Live on Mars

In this image, we can see that the north pole is surrounded by a vast .sea. of basaltic sand dunes. In northern winter a seasonal polar cap composed of carbon dioxide ice (dry ice) forms and the surrounding dunes become covered with frost. In the spring, the ice sublimates (evaporates directly from ice to gas) loosening and moving tiny dust particles.

The bright portions of the dunes in this image are areas still covered with seasonal frost while dark spots are areas where the frost is gone or dark dust has cascaded down the sides of the dune.

The dunes imaged here are similar to barchan dunes that are commonly found in desert regions on Earth. Barchan dunes are generally crescent-shaped with a steep slip face bordered by horns oriented in the downwind direction. Barchan dunes form by winds blowing mainly in one direction and thus are good indicators of the dominant wind direction when the dunes formed.

Seen here are gullies in a northern hemisphere crater. The crater is well-preserved as indicated by its sharp rim and steep walls. Gullies are rarer in the northern hemisphere, possibly because there are fewer slopes for them to form on compared to the heavily cratered southern highlands.

This image captures a range of gully morphologies. The gullies on the north wall (south facing) are more abundant and evenly-spaced than those on the east and south walls, and they extend up to the crater rim on the northern side. These differences might occur because of differences in sunlight exposure and temperature variations.

The crater floor has a linear texture suggestive of flow.
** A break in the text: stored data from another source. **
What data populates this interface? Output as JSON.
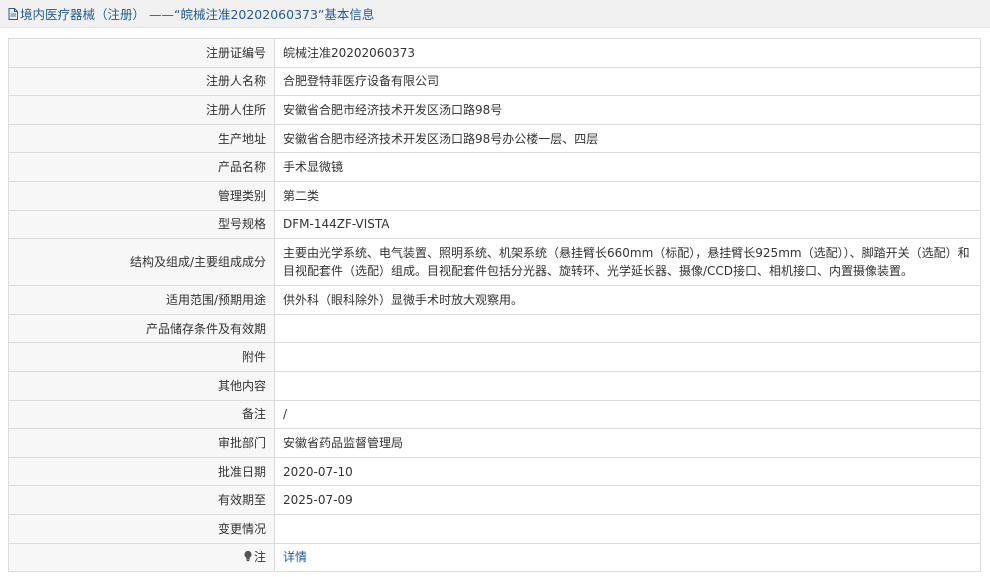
{
  "header": {
    "title": "境内医疗器械（注册） ——“皖械注准20202060373”基本信息",
    "icon": "document-icon"
  },
  "rows": [
    {
      "label": "注册证编号",
      "value": "皖械注准20202060373"
    },
    {
      "label": "注册人名称",
      "value": "合肥登特菲医疗设备有限公司"
    },
    {
      "label": "注册人住所",
      "value": "安徽省合肥市经济技术开发区汤口路98号"
    },
    {
      "label": "生产地址",
      "value": "安徽省合肥市经济技术开发区汤口路98号办公楼一层、四层"
    },
    {
      "label": "产品名称",
      "value": "手术显微镜"
    },
    {
      "label": "管理类别",
      "value": "第二类"
    },
    {
      "label": "型号规格",
      "value": "DFM-144ZF-VISTA"
    },
    {
      "label": "结构及组成/主要组成成分",
      "value": "主要由光学系统、电气装置、照明系统、机架系统（悬挂臂长660mm（标配），悬挂臂长925mm（选配））、脚踏开关（选配）和目视配套件（选配）组成。目视配套件包括分光器、旋转环、光学延长器、摄像/CCD接口、相机接口、内置摄像装置。"
    },
    {
      "label": "适用范围/预期用途",
      "value": "供外科（眼科除外）显微手术时放大观察用。"
    },
    {
      "label": "产品储存条件及有效期",
      "value": ""
    },
    {
      "label": "附件",
      "value": ""
    },
    {
      "label": "其他内容",
      "value": ""
    },
    {
      "label": "备注",
      "value": "/"
    },
    {
      "label": "审批部门",
      "value": "安徽省药品监督管理局"
    },
    {
      "label": "批准日期",
      "value": "2020-07-10"
    },
    {
      "label": "有效期至",
      "value": "2025-07-09"
    },
    {
      "label": "变更情况",
      "value": ""
    }
  ],
  "note_row": {
    "label": "注",
    "icon": "lightbulb-icon",
    "link_text": "详情"
  }
}
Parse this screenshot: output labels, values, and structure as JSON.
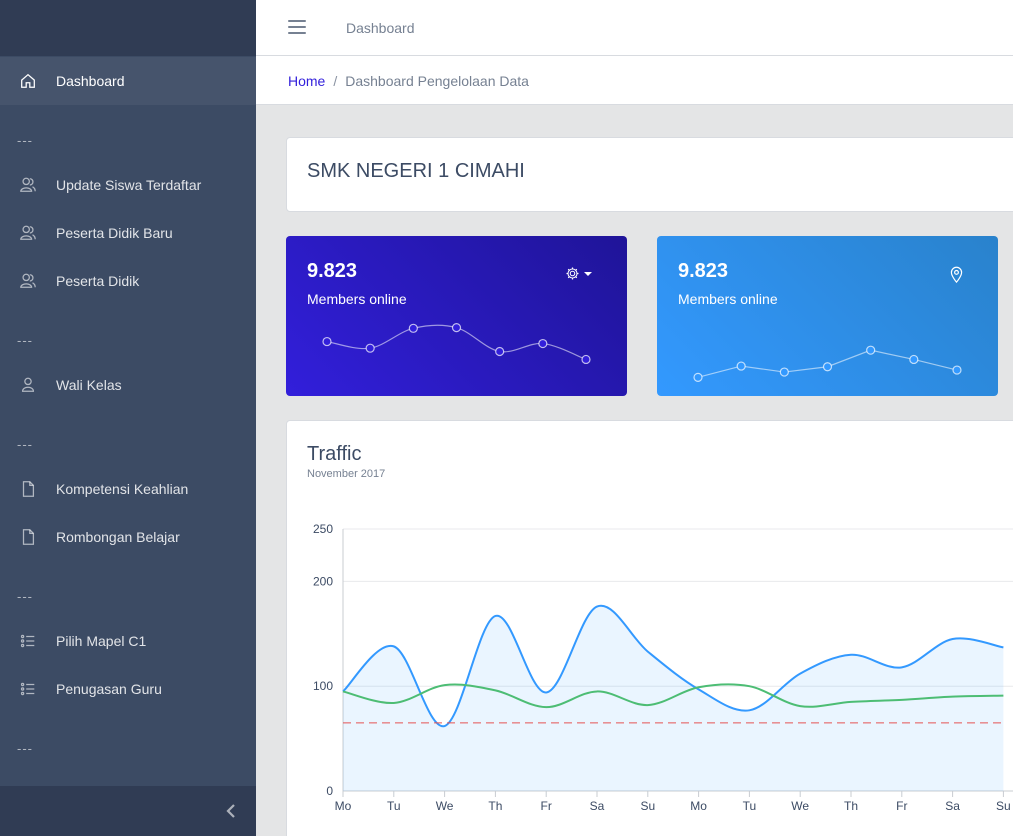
{
  "header": {
    "nav_link": "Dashboard"
  },
  "breadcrumb": {
    "home": "Home",
    "separator": "/",
    "current": "Dashboard Pengelolaan Data"
  },
  "sidebar": {
    "items": [
      {
        "label": "Dashboard",
        "icon": "home-icon"
      },
      {
        "label": "Update Siswa Terdaftar",
        "icon": "people-icon"
      },
      {
        "label": "Peserta Didik Baru",
        "icon": "people-icon"
      },
      {
        "label": "Peserta Didik",
        "icon": "people-icon"
      },
      {
        "label": "Wali Kelas",
        "icon": "user-icon"
      },
      {
        "label": "Kompetensi Keahlian",
        "icon": "file-icon"
      },
      {
        "label": "Rombongan Belajar",
        "icon": "file-icon"
      },
      {
        "label": "Pilih Mapel C1",
        "icon": "list-icon"
      },
      {
        "label": "Penugasan Guru",
        "icon": "list-icon"
      }
    ],
    "separator": "---"
  },
  "school": {
    "title": "SMK NEGERI 1 CIMAHI"
  },
  "stats": [
    {
      "value": "9.823",
      "label": "Members online",
      "icon": "gear-icon",
      "color": "#321fdb",
      "spark": [
        55,
        45,
        75,
        76,
        40,
        52,
        28
      ]
    },
    {
      "value": "9.823",
      "label": "Members online",
      "icon": "location-pin-icon",
      "color": "#3399ff",
      "spark": [
        1,
        18,
        9,
        17,
        42,
        28,
        12
      ]
    }
  ],
  "traffic": {
    "title": "Traffic",
    "subtitle": "November 2017"
  },
  "chart_data": {
    "type": "line",
    "title": "Traffic",
    "subtitle": "November 2017",
    "categories": [
      "Mo",
      "Tu",
      "We",
      "Th",
      "Fr",
      "Sa",
      "Su",
      "Mo",
      "Tu",
      "We",
      "Th",
      "Fr",
      "Sa",
      "Su"
    ],
    "y_ticks": [
      0,
      100,
      200,
      250
    ],
    "ylim": [
      0,
      250
    ],
    "grid": true,
    "series": [
      {
        "values": [
          95,
          138,
          62,
          167,
          94,
          176,
          133,
          97,
          77,
          112,
          130,
          118,
          145,
          137
        ],
        "color": "#39f",
        "fill": true
      },
      {
        "values": [
          95,
          84,
          101,
          96,
          80,
          95,
          82,
          99,
          100,
          81,
          85,
          87,
          90,
          91
        ],
        "color": "#4dbd74"
      },
      {
        "values": [
          65,
          65,
          65,
          65,
          65,
          65,
          65,
          65,
          65,
          65,
          65,
          65,
          65,
          65
        ],
        "color": "#e55353",
        "dashed": true
      }
    ]
  }
}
Ice-rich material might have moved off the crater walls, driven by gravity, and flowed towards the crater center.

This image shows a large gully in the wall of a crater in the southern hemisphere. Such gullies are among the most recent landforms on Mars, and were probably carved by liquid water.

The source of the water is still unknown; it could have been groundwater from a shallow aquifer or melted snow or ground ice from a different climate.

This gully is not particularly fresh, but it is among the largest observed; several sub-channels merge in the alcove on the upper slope, in the north part of the image. Numerous faint troughs and lineations are visible downslope, likely indicating old channels that have been buried or reworked. The upper alcove exposes a dense cluster of boulders not seen on the adjacent slope. This could indicate that smaller material has been removed by the gullies, exposing the boulders without transporting them far.

This image covers a portion of Eberswalde Crater, which has an ancient deltaic depositional setting. Eberswalde is an approximately 65 kilometer diameter, closed basin crater. This image was targeted in the landing ellipse as a possible site for the 2009 Mars Science Laboratory mission. The image shows resistant mounds and knobs as well as a scoured surface.

The CRISM instrument on board the Mars Reconnaissance Orbiter has detected phyllosilicates (clays) in the bright layers in the crater. One of the ways clays form on Earth is when water erodes rock and makes fine particles which settle out of water; this often occurs in river deltas and lake beds. The delta and meandering channels in Eberswalde Crater (to the west of the landing ellipse) and the detection of phyllosilicates provides evidence for possible persistent aqueous activity on Mars.